The European and national social partners need to be involved more closely in setting priorities and shaping and implementing employment policy.

That is why we have proposed exchanging views with the social partners on growth and employment priorities during the European Semester and preferably before it gets under way.

We also propose to set up a European tripartite format to monitor wage developments, in full respect for the autonomy of the social partners.

Moreover, and in line with the European Council's conclusions, the Commission calls on the Member States to submit National Job Plans as an integral part of their next National Reform Programmes.

In addition to focusing the National Reform Programmes more closely on improving employment outcomes, such National Job Plans should improve the coordination of employment policy at European level.

Ladies and Gentlemen,

Ten days ago, I had the honour to host President Barroso, President Shulz and President Van Rompuy at the Employment Conference in Brussels. We all agreed that the genuine Economic and Monetary Union that we are currently building requires a much stronger employment and social dimension.

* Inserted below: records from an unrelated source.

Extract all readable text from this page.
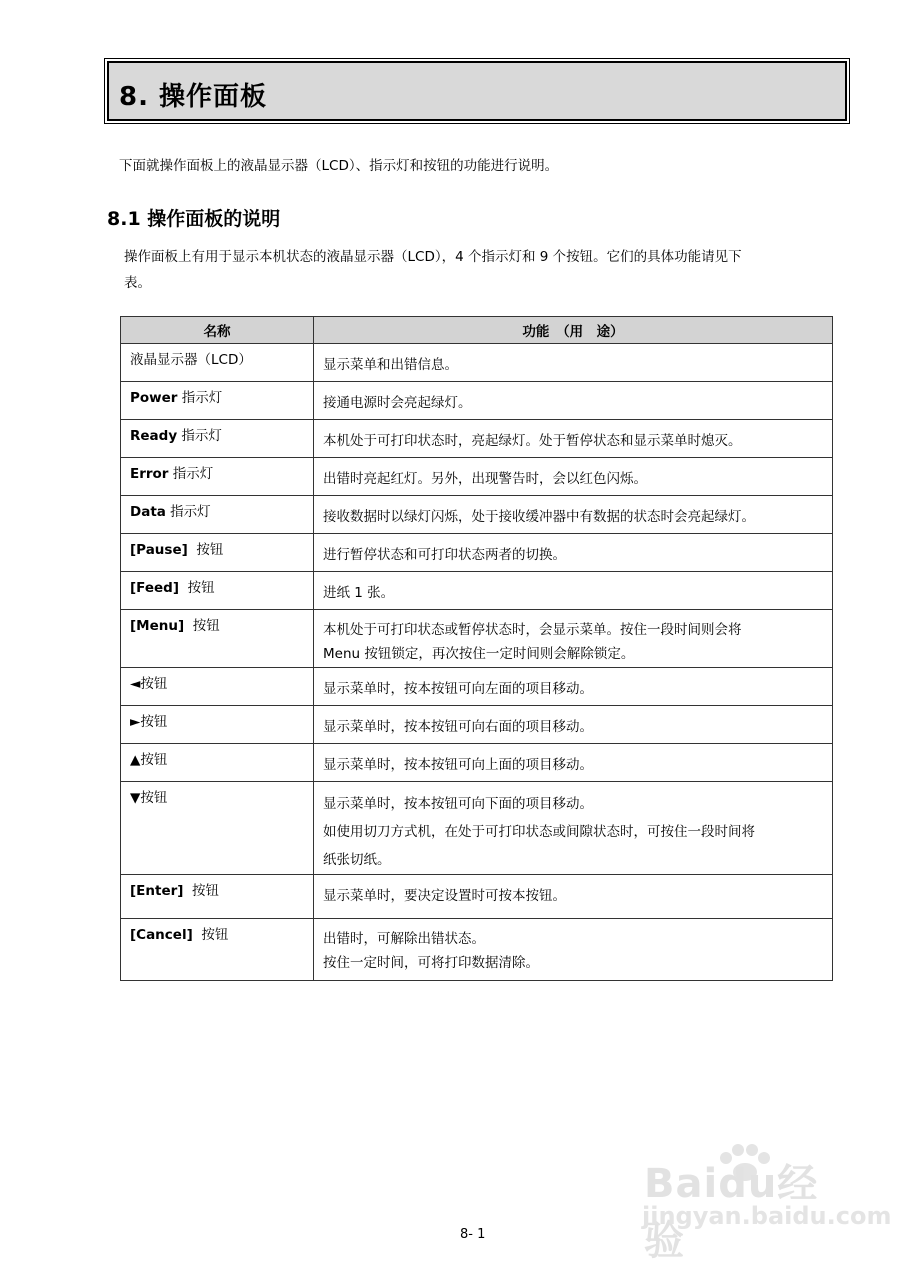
8. 操作面板
下面就操作面板上的液晶显示器（LCD）、指示灯和按钮的功能进行说明。
8.1 操作面板的说明
操作面板上有用于显示本机状态的液晶显示器（LCD），4 个指示灯和 9 个按钮。它们的具体功能请见下
表。
名称	功能　（用　途）
液晶显示器（LCD）	显示菜单和出错信息。

Power 指示灯	接通电源时会亮起绿灯。

Ready 指示灯	本机处于可打印状态时，亮起绿灯。处于暂停状态和显示菜单时熄灭。

Error 指示灯	出错时亮起红灯。另外，出现警告时，会以红色闪烁。

Data 指示灯	接收数据时以绿灯闪烁，处于接收缓冲器中有数据的状态时会亮起绿灯。

[Pause]  按钮	进行暂停状态和可打印状态两者的切换。

[Feed]  按钮	进纸 1 张。

[Menu]  按钮	本机处于可打印状态或暂停状态时，会显示菜单。按住一段时间则会将
Menu 按钮锁定，再次按住一定时间则会解除锁定。

◄按钮	显示菜单时，按本按钮可向左面的项目移动。

►按钮	显示菜单时，按本按钮可向右面的项目移动。

▲按钮	显示菜单时，按本按钮可向上面的项目移动。

▼按钮	显示菜单时，按本按钮可向下面的项目移动。
如使用切刀方式机，在处于可打印状态或间隙状态时，可按住一段时间将
纸张切纸。

[Enter]  按钮	显示菜单时，要决定设置时可按本按钮。

[Cancel]  按钮	出错时，可解除出错状态。
按住一定时间，可将打印数据清除。
Baidu经验
jingyan.baidu.com
8- 1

And I reiterate what President Barroso also emphasised: we need a strong employment and social dimension in the future EU budget, with a secure minimum budget for the European Social Fund, continuation of the European Globalisation Found, and a re-born programme of aid for the most deprived.

A strong EU employment agenda represents a pathway towards economic recovery and a way out of today's social crisis. People from the EU institutions, governments, trade unions, employers, NGOs and academics need to work together build this pathway.

It's not about adjustments in rules and numbers calculated from a desk in an ivory tower. It's about implementing structural improvements; it's about investment in people; it's about social dialogue.

Social justice, solidarity and equal opportunity are a precondition for economic prosperity and growth, for the well-being of our fellow Europeans, and for the cohesiveness of European society — now and in the future.

Thank you.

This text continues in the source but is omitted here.